Uh... this isn't a problem of finances, it's a problem of poor management. Planes falling out of the sky, coverups, lies, stock buy backs. A strike doesn't cause your executives to lie to the media and the FAA, does it?
> boogeyman of management
No management exists. The company does make decisions about its products, strategies, investments, time, etc. Those decisions ultimately decide the trajectory of the company. I don't think that's a boogey man.
> unbiased perspective
Yes, those repeating anti-union propaganda, which has been built up for at least 70 years in the US, are surely the unbiased ones. I don't know what to tell you hear other than - do you hear yourself? If you told me this was a comment from a c-suite exec I'd believe you.
> That doesn’t seem very reasonable for jobs where the supply of labor is high compared to demand
Why would you think that's the case? Boeing's jobs pay barely above minimum wage for shitty work hours and long training in far away factories. They have a lack of thousands of mechanics, machinists, engineers, etc.
Also, the workers were screwed out last time there were negotiations because Boeing threatened to move production to non-union states. They're trying to partially compensate for that tol.
The labor involved is highly skilled, and has seen extensive underpayment. When Boeing tried to ship manufacturing away from union shops, the quality and reliability of the planes plummeted, driving up costs for the company.
As a frequent flier, I'd much rather be in a union plane than a "cheapest labor we could find" plane.
Union labor is only going to be better if the work is compensated enough that people stay around. Unions are not magic.
Boeing has not been doing that.
They underestimate the value of retaining people who have actually seen a few full plane lines start.
They are in a situation now where there are not enough senior personal to properly guide new hires as they rotate through every 1-2 years.

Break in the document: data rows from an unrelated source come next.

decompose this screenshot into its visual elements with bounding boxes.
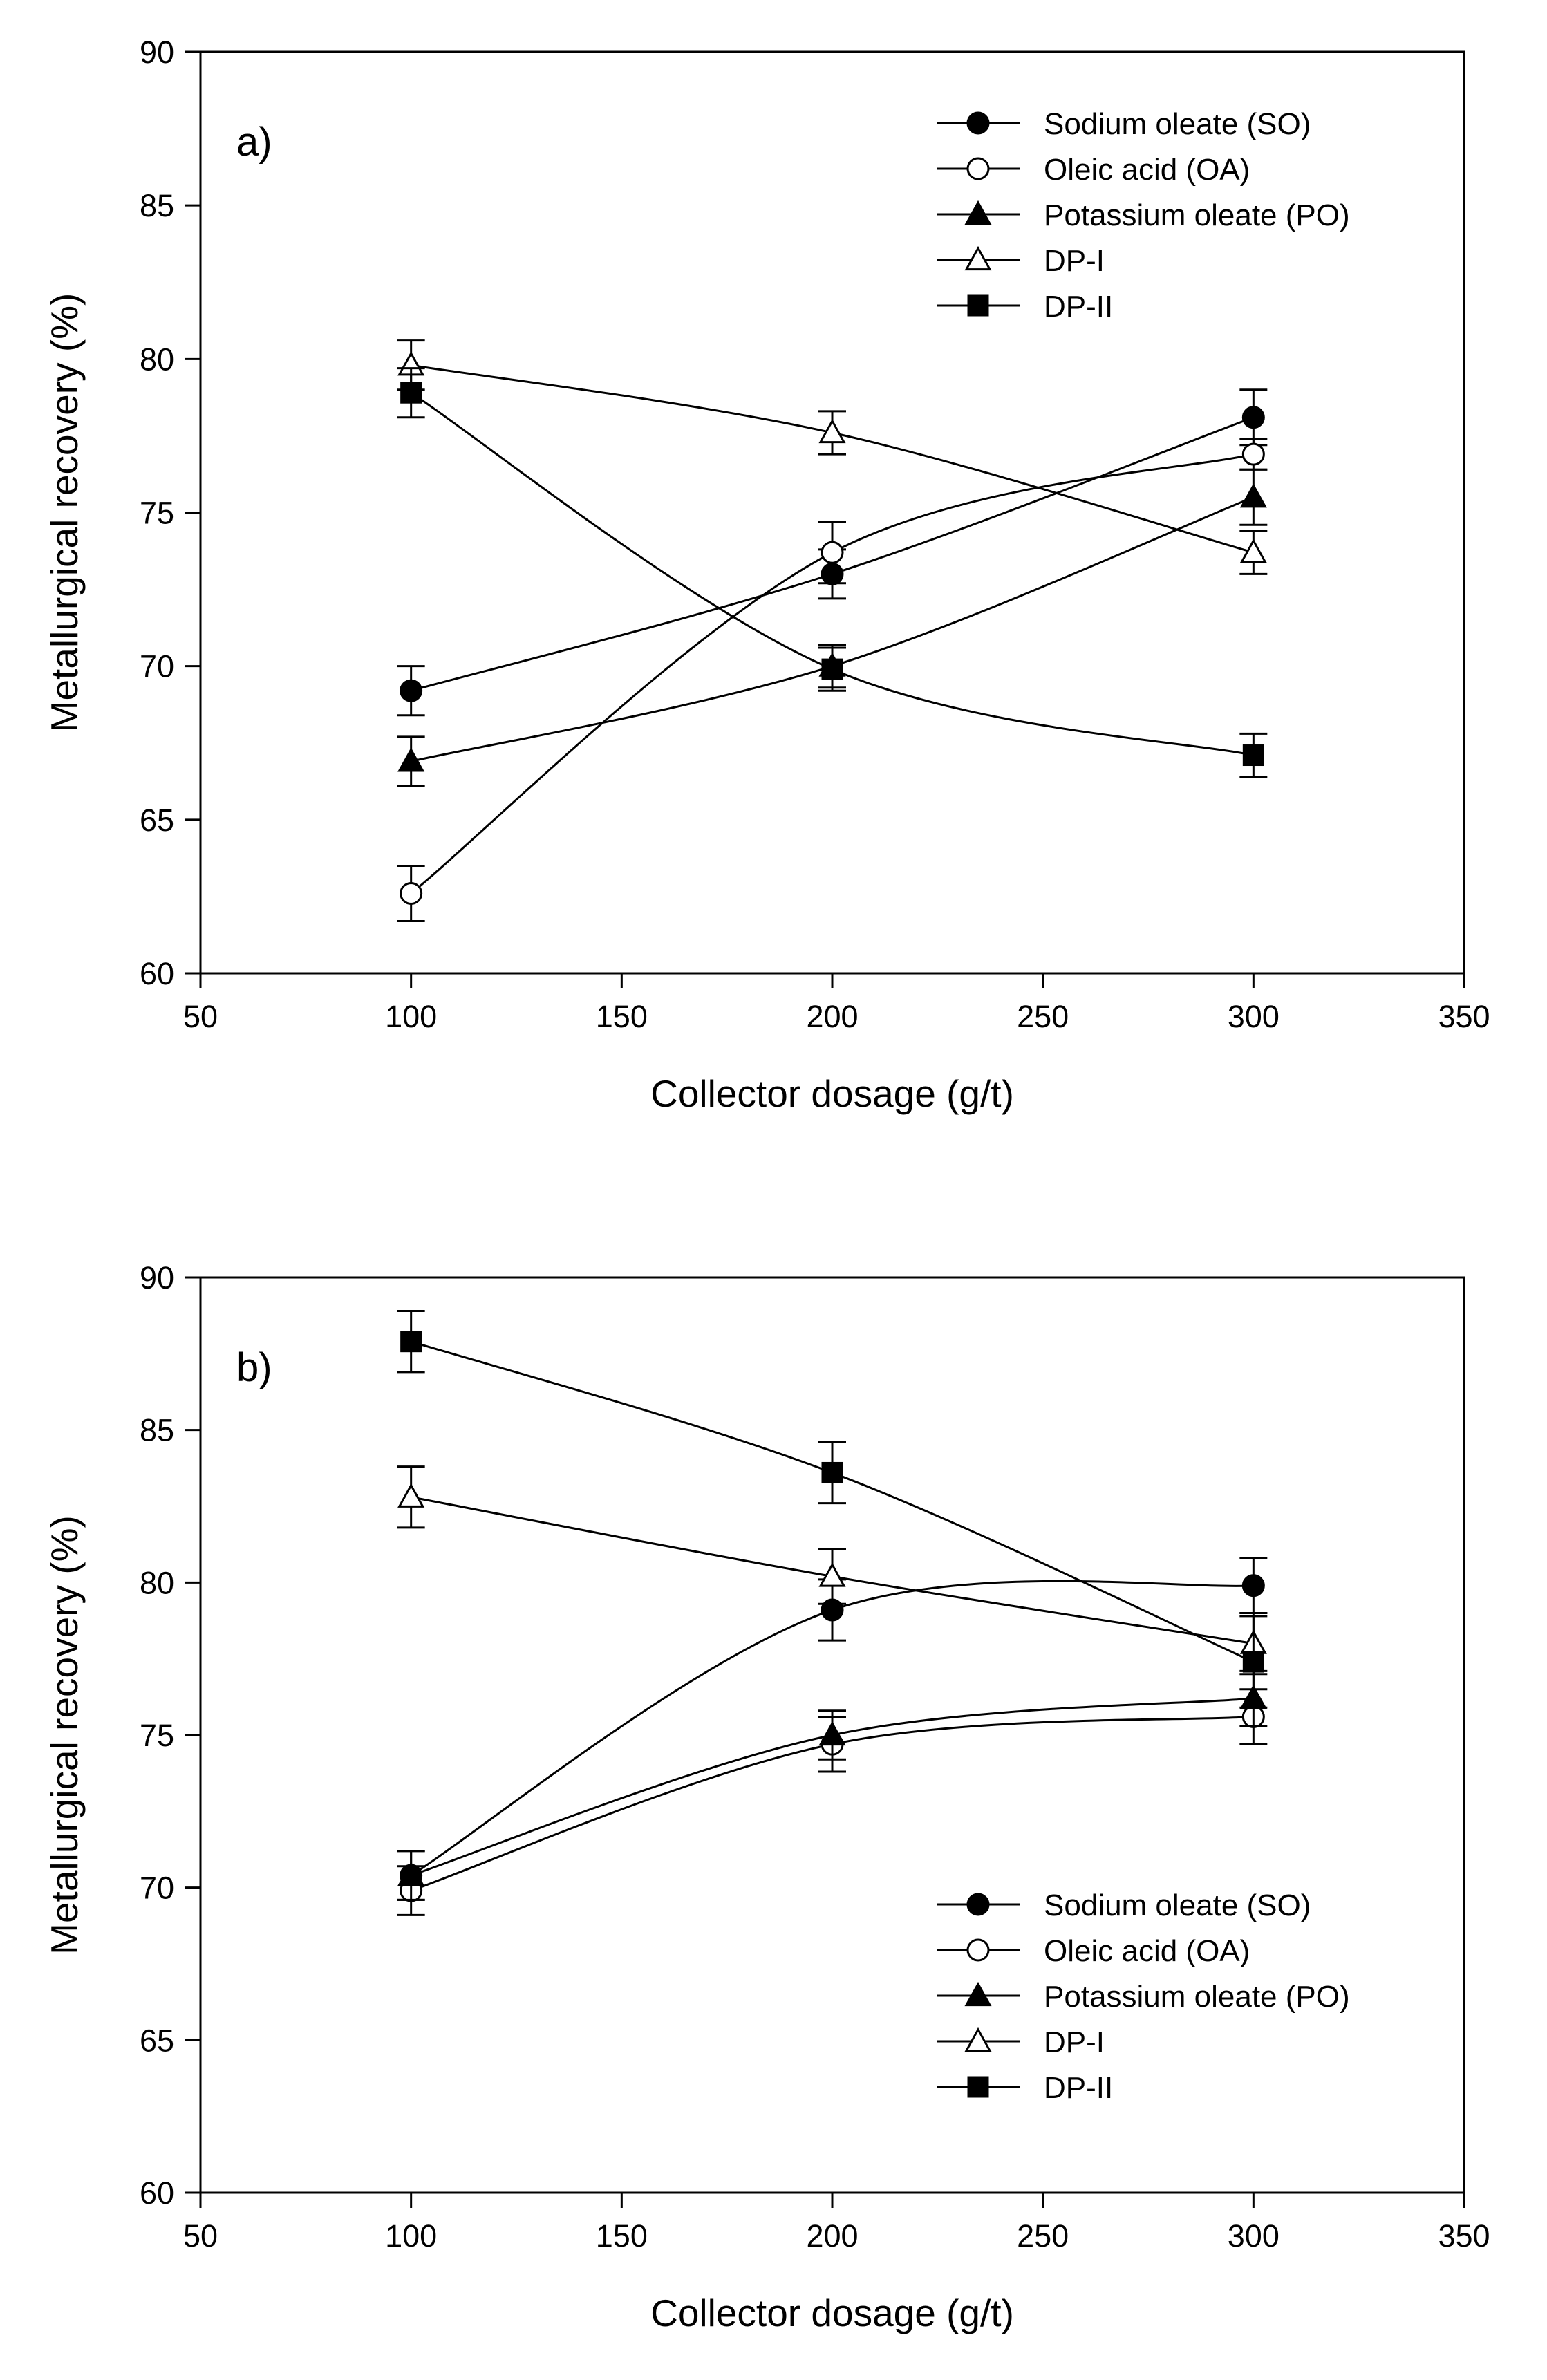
legend-entry: Sodium oleate (SO) (937, 1889, 1311, 1922)
legend-marker (966, 1893, 990, 1916)
data-point (1242, 744, 1264, 767)
legend-label: Sodium oleate (SO) (1044, 107, 1311, 141)
x-tick-label: 100 (385, 999, 437, 1034)
y-tick-label: 70 (140, 649, 174, 684)
y-tick-label: 80 (140, 341, 174, 377)
data-point (1239, 483, 1267, 508)
legend-label: Potassium oleate (PO) (1044, 1980, 1350, 2014)
y-tick-label: 60 (140, 2175, 174, 2211)
x-axis-title: Collector dosage (g/t) (650, 2292, 1014, 2334)
chart-panel-a: 50 100 150 200 250 300 350 60 65 70 75 80 85 90 Collec… (43, 35, 1490, 1115)
legend-marker (967, 294, 989, 317)
x-tick-label: 200 (806, 999, 858, 1034)
panel-label: b) (236, 1345, 272, 1390)
x-tick-label: 250 (1017, 999, 1069, 1034)
data-point (397, 747, 425, 772)
data-point (397, 1861, 425, 1886)
legend-entry: DP-I (937, 244, 1105, 278)
y-tick-label: 80 (140, 1565, 174, 1600)
y-tick-label: 65 (140, 2023, 174, 2058)
data-point (400, 382, 422, 404)
x-tick-label: 350 (1438, 999, 1490, 1034)
legend-label: DP-I (1044, 2025, 1105, 2059)
series-dp-ii (397, 367, 1268, 778)
legend-label: DP-II (1044, 290, 1113, 324)
legend-marker (964, 245, 992, 271)
data-point (400, 679, 423, 702)
panel-label: a) (236, 120, 272, 165)
legend-label: DP-II (1044, 2071, 1113, 2105)
legend-label: DP-I (1044, 244, 1105, 278)
y-tick-label: 90 (140, 35, 174, 70)
data-point (400, 1331, 422, 1353)
legend-marker (966, 157, 990, 180)
data-point (1241, 1574, 1265, 1597)
x-tick-label: 50 (183, 999, 218, 1034)
y-tick-label: 90 (140, 1260, 174, 1295)
y-tick-label: 85 (140, 188, 174, 223)
data-point (818, 1721, 846, 1746)
data-point (400, 881, 423, 905)
data-point (1241, 406, 1265, 429)
x-tick-label: 200 (806, 2218, 858, 2253)
chart-panel-b: 50 100 150 200 250 300 350 60 65 70 75 80 85 90 Collec… (43, 1260, 1490, 2334)
y-axis-title: Metallurgical recovery (%) (43, 293, 86, 733)
data-point (821, 1461, 843, 1483)
x-tick-label: 300 (1228, 999, 1279, 1034)
legend-entry: DP-I (937, 2025, 1105, 2059)
x-axis-title: Collector dosage (g/t) (650, 1072, 1014, 1115)
data-point (1239, 538, 1267, 563)
legend-marker (966, 1938, 990, 1962)
legend-label: Sodium oleate (SO) (1044, 1889, 1311, 1922)
series-potassium-oleate-po (397, 1669, 1268, 1901)
data-point (397, 1483, 425, 1508)
legend-marker (964, 2027, 992, 2052)
legend-entry: DP-II (937, 2071, 1113, 2105)
legend-label: Oleic acid (OA) (1044, 1934, 1250, 1968)
y-axis-title: Metallurgical recovery (%) (43, 1515, 86, 1955)
x-tick-label: 150 (596, 999, 648, 1034)
legend-marker (967, 2076, 989, 2098)
x-tick-label: 50 (183, 2218, 218, 2253)
legend-label: Oleic acid (OA) (1044, 153, 1250, 187)
data-point (821, 541, 844, 564)
legend-entry: Oleic acid (OA) (937, 1934, 1250, 1968)
data-point (1241, 442, 1265, 466)
legend-entry: DP-II (937, 290, 1113, 324)
y-tick-label: 60 (140, 956, 174, 991)
x-tick-label: 350 (1438, 2218, 1490, 2253)
plot-frame (199, 50, 1465, 975)
legend-entry: Potassium oleate (PO) (937, 1980, 1350, 2014)
series-oleic-acid-oa (397, 438, 1268, 922)
series-dp-ii (397, 1310, 1268, 1709)
data-point (818, 418, 846, 444)
y-tick-label: 85 (140, 1413, 174, 1448)
data-point (818, 1562, 846, 1587)
y-tick-label: 65 (140, 803, 174, 838)
legend-label: Potassium oleate (PO) (1044, 198, 1350, 232)
legend-marker (964, 200, 992, 225)
x-tick-label: 150 (596, 2218, 648, 2253)
legend-marker (966, 111, 990, 135)
data-point (1242, 1651, 1264, 1673)
legend-marker (964, 1981, 992, 2007)
y-tick-label: 75 (140, 1718, 174, 1753)
legend-entry: Potassium oleate (PO) (937, 198, 1350, 232)
data-point (821, 658, 843, 680)
legend-entry: Sodium oleate (SO) (937, 107, 1311, 141)
x-tick-label: 300 (1228, 2218, 1279, 2253)
y-tick-label: 75 (140, 496, 174, 531)
x-tick-label: 100 (385, 2218, 437, 2253)
legend-entry: Oleic acid (OA) (937, 153, 1250, 187)
series-dp-i (397, 1465, 1268, 1676)
y-tick-label: 70 (140, 1871, 174, 1906)
x-tick-label: 250 (1017, 2218, 1069, 2253)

You want good people, you have to pay for them.
If you've got a bunch of morons on payroll (because management spent years asleep at the wheel), paying the morons more and retaining their services for many more years so they become experienced morons won't do you a whole lot of good. Management is clearly the root cause of the problem but the solution must include trimming the incompetent workers from the company.
I am not saying that unions are bad or this union striking is bad. What I'm saying is that if you think this union action will turn Boeing around and get them flying right again, you're mistaken. Boeing needs an invasive surgery to cut out the necrotic tissue (both management and workers) if they are to have any hopes of survival as anything more than a zombie kept animated by government necromancy.
>Yeah I’m sure that was the union’s fault, and not pressure from management to work quickly, cut corners, and akip on quality.
The union's job is to fight back against those poor choices from management that negatively impact the workforce and the product delivery. Otherwise what's the point of the union? What value are they adding to the workers if they end up with the same issues as non union labor?
If the Union went on strike a year or two ago with claims(+proof) that the management was pushing down quality then I would consider the union to be doing it's job of trying to protect the workers from management like the claim was.
After a door falls out, numerous government audits and hearings, the union standing up and saying "Hey! Guys, we have an issue with management" seems to be a little barn door house.
The start of the thread was saying that union work is more quality than non-union. Child of that post claimed that union workers were the ones who missed the bolts.
If we want to claim that unions protect workers and improve quality(as opposed to those who say that unions are the reason that you can't get rid of bad workers) then the unions need to take timely action, not after.
However, the union strike is regarding pay and benefits. Not asking for better quality goals or production targets.
25% raise over four years after how many past years of frozen or low increased in wages and how many billions of share buybacks? If wage increases are below inflation you're taking a salary decrease.